When a 6.1 earthquake hit Napa Valley this summer, the region’s wine industry was left shaken, but not destroyed. Among the business affected was Napa’s City Winery, an upscale restaurant and opera house in the heart of wine country, which had only recently installed a new Meyer Sound System to its historic, 350-seat, cabaret-style venue.
When the earthquake hit on August 24, the winery suffered damage to pipes and wine glasses, and had flooding in the restaurant, causing it to temporarily shut down to clean up and assess the damage. By August 28, the winery was back up and running with shows. While the clean up and repairs took some time, the winery fortunately didn’t have any damage to the sound system in the opera house.
“With several cracks in the walls and a water leak that poured 3 inches of water across our entire restaurant floor, it took almost the entire day to clean up,” the Winery staff wrote in its blog. “We still feel lucky that no staff or friends were injured, and that this is all the damage we incurred. We are drying out the floor, which hopefully will not warp, and we’re drying out our eyes from all the rare California Wine from our list that fell and broke, but our will to open as soon as possible is strong.”
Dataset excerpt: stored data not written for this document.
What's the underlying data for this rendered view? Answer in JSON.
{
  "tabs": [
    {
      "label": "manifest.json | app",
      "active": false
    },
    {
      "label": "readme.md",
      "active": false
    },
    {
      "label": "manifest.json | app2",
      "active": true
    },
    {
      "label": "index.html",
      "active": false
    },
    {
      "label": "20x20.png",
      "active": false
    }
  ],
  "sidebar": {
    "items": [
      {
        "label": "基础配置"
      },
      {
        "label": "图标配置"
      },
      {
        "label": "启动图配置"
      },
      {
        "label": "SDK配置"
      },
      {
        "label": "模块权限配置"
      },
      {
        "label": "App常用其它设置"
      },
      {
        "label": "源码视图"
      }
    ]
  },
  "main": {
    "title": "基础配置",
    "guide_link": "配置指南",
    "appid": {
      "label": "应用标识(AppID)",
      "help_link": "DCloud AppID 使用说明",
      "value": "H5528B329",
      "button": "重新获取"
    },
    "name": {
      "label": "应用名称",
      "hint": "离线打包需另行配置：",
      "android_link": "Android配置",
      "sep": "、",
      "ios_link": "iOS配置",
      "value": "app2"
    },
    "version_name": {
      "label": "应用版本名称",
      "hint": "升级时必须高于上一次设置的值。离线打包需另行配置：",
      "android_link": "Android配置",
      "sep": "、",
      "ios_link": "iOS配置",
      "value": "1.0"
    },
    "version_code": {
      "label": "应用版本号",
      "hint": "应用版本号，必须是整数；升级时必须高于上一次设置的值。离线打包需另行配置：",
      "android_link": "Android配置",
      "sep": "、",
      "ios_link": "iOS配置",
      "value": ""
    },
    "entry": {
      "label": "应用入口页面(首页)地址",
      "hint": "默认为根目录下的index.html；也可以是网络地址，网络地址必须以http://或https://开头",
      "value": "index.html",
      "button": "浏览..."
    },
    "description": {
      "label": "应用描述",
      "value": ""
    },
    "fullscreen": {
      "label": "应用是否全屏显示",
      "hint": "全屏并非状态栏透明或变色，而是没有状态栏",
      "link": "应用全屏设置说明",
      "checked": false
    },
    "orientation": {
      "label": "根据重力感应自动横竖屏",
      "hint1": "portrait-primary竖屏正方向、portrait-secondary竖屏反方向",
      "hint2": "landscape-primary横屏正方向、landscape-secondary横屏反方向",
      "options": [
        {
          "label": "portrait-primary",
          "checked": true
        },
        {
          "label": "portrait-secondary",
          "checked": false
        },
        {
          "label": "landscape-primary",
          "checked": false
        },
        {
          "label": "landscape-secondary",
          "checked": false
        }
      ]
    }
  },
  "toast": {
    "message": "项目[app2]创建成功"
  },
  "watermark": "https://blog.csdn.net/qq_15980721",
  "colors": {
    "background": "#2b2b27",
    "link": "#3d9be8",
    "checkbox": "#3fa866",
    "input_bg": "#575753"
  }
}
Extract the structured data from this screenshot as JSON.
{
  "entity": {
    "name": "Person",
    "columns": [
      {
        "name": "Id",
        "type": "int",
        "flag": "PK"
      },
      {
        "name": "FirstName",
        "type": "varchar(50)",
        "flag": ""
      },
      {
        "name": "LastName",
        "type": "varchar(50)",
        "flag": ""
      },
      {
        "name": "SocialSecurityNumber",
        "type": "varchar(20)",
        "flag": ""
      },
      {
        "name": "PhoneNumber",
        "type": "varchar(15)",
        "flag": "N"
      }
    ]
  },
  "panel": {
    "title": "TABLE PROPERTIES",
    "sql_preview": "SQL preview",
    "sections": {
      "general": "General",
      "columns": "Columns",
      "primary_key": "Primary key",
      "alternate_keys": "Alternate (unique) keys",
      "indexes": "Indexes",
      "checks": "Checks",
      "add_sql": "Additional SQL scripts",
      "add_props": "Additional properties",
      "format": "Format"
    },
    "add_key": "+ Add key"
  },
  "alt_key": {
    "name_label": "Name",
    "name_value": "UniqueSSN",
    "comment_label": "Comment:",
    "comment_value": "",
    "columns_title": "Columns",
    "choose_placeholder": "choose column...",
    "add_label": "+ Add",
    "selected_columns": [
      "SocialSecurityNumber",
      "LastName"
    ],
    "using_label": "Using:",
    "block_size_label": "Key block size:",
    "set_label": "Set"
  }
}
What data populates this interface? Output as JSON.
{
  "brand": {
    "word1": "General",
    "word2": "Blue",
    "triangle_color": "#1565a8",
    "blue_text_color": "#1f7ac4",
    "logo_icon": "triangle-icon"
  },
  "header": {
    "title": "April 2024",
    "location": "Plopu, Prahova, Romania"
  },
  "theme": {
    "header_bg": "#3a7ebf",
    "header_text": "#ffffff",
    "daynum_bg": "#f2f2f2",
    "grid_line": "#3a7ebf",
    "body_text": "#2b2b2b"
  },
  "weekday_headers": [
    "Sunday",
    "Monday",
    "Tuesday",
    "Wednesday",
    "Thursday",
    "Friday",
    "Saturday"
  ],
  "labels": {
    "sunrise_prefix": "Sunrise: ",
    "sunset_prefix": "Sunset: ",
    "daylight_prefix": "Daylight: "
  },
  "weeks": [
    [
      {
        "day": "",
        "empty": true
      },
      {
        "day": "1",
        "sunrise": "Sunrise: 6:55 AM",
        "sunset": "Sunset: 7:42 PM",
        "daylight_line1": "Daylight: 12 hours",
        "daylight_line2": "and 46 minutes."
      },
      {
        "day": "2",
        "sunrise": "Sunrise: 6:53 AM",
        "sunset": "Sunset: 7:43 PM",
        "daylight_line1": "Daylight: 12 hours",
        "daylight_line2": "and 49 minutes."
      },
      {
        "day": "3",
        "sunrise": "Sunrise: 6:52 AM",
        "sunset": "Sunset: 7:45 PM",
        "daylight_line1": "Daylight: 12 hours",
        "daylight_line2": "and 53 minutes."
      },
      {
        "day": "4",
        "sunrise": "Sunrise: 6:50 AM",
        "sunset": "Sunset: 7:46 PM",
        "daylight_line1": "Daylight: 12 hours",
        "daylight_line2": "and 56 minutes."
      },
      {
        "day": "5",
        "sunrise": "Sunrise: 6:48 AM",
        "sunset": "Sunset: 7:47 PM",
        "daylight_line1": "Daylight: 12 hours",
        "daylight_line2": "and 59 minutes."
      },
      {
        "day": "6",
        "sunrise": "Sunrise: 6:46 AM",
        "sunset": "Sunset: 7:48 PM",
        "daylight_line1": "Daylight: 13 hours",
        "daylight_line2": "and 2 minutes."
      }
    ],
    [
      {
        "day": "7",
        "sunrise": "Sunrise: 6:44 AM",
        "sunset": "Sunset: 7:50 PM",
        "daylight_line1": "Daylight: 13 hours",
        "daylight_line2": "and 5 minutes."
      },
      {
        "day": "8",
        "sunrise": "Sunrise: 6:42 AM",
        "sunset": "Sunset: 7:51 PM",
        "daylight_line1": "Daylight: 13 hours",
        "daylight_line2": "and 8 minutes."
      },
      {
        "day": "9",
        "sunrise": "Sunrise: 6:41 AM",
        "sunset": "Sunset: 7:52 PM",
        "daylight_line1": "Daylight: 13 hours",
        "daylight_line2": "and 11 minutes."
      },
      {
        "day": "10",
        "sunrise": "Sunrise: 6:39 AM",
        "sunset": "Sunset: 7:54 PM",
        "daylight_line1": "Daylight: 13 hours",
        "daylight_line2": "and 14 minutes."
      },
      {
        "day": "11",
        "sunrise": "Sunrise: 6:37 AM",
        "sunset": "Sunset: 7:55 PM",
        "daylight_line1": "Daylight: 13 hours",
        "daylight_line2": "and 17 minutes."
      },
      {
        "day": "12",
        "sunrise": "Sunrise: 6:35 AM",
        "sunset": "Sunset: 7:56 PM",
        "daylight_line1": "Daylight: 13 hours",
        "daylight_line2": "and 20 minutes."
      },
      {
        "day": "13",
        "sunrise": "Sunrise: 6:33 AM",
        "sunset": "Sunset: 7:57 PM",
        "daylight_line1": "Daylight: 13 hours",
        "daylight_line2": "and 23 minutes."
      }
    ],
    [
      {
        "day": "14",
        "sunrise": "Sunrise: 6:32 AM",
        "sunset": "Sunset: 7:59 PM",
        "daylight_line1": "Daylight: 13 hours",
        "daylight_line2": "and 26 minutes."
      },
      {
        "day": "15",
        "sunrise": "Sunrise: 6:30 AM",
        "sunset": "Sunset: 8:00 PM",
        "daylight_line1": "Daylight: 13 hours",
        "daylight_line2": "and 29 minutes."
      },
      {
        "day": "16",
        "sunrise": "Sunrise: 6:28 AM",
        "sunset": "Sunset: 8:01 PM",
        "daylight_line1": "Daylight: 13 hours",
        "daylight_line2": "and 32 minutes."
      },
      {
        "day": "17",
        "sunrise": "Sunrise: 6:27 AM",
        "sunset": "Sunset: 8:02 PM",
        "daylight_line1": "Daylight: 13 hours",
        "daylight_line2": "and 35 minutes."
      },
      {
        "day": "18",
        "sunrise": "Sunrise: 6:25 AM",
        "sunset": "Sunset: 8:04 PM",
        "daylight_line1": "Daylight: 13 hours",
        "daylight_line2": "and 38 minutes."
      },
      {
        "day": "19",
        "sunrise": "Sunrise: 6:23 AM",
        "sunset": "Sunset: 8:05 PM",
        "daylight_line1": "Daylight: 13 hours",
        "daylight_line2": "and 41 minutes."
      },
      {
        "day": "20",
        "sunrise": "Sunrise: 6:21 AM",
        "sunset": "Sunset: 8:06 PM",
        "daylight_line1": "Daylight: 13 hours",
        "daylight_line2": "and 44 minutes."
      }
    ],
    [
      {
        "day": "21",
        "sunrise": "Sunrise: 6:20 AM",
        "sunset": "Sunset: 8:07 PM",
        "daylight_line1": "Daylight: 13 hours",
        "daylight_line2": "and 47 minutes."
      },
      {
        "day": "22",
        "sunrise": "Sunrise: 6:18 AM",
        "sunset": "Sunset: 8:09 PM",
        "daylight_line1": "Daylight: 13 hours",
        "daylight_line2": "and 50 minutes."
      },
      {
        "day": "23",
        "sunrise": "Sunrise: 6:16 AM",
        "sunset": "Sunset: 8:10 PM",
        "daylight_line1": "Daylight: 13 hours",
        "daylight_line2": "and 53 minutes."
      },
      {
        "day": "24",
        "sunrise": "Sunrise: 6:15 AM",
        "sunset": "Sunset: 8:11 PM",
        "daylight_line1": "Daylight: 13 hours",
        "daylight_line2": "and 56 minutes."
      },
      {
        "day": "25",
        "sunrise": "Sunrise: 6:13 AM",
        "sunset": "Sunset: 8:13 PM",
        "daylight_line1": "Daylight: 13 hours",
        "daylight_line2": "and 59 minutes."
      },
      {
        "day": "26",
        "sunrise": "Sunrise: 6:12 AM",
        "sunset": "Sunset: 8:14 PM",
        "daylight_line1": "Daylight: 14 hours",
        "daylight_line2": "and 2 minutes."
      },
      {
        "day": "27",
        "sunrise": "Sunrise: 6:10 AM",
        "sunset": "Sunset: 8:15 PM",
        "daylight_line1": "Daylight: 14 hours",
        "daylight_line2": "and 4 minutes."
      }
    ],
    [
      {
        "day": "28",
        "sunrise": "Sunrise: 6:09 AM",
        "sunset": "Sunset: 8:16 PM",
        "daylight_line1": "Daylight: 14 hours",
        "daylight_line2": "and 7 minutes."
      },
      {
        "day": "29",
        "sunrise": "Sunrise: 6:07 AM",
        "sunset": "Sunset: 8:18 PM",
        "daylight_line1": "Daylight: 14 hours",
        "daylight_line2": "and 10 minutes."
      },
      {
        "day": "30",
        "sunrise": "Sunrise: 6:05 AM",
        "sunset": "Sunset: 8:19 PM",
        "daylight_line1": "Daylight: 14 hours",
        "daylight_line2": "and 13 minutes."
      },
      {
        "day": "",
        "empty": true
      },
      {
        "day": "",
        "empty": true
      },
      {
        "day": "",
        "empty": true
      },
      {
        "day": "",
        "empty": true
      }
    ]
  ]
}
City Winery, a chain restaurant and venue with similar locations in New York City and Chicago, chose to install a Meyer Mina system to provide the opera house with a clear sound.
“Many performance arts venues don’t prioritize details like providing an optimal mix position, and this can significantly impact the listener’s experience,” explained Meyer Sound representative Michael Maxson, who originally tuned the system. “And that’s exactly what makes City Winery Napa such a unique place to appreciate live shows—because they don’t cut corners. The space and system are designed and built with the audience’s experience in mind.”
“The City Winery Napa was formerly an opera house, and was built to be a reverberant space with a lot of curves. For loudspeaker system design, the venue had excessive energy that wasn’t desirable. The renovation also removed a lot of absorptive materials and this further increased reflection. The horizontal and vertical directivity of Mina allowed us to overcome the reverberant acoustics in this space with great results,” continued Maxson.
The sound system consists of dual arrays of eight Mina loudspeakers, supplemented by two 1100-LFC low-frequency control elements, with front fill and underbalcony delay provided by eight UP-4XP loudspeakers. System drive and optimization is courtesy of a Galileo Callisto loudspeaker management system with two Galileo Callisto 616 processors, and artist foldback supplied by eight MJF-210 stage monitors.
“City Winery was looking for a rider-friendly system, with the best sound quality they could get. It also looked to repeat the success it achieved in the other locations. Low-end impact was also a requirement, and this was provided by the 1100-LFC low-frequency control elements,” Maxson said.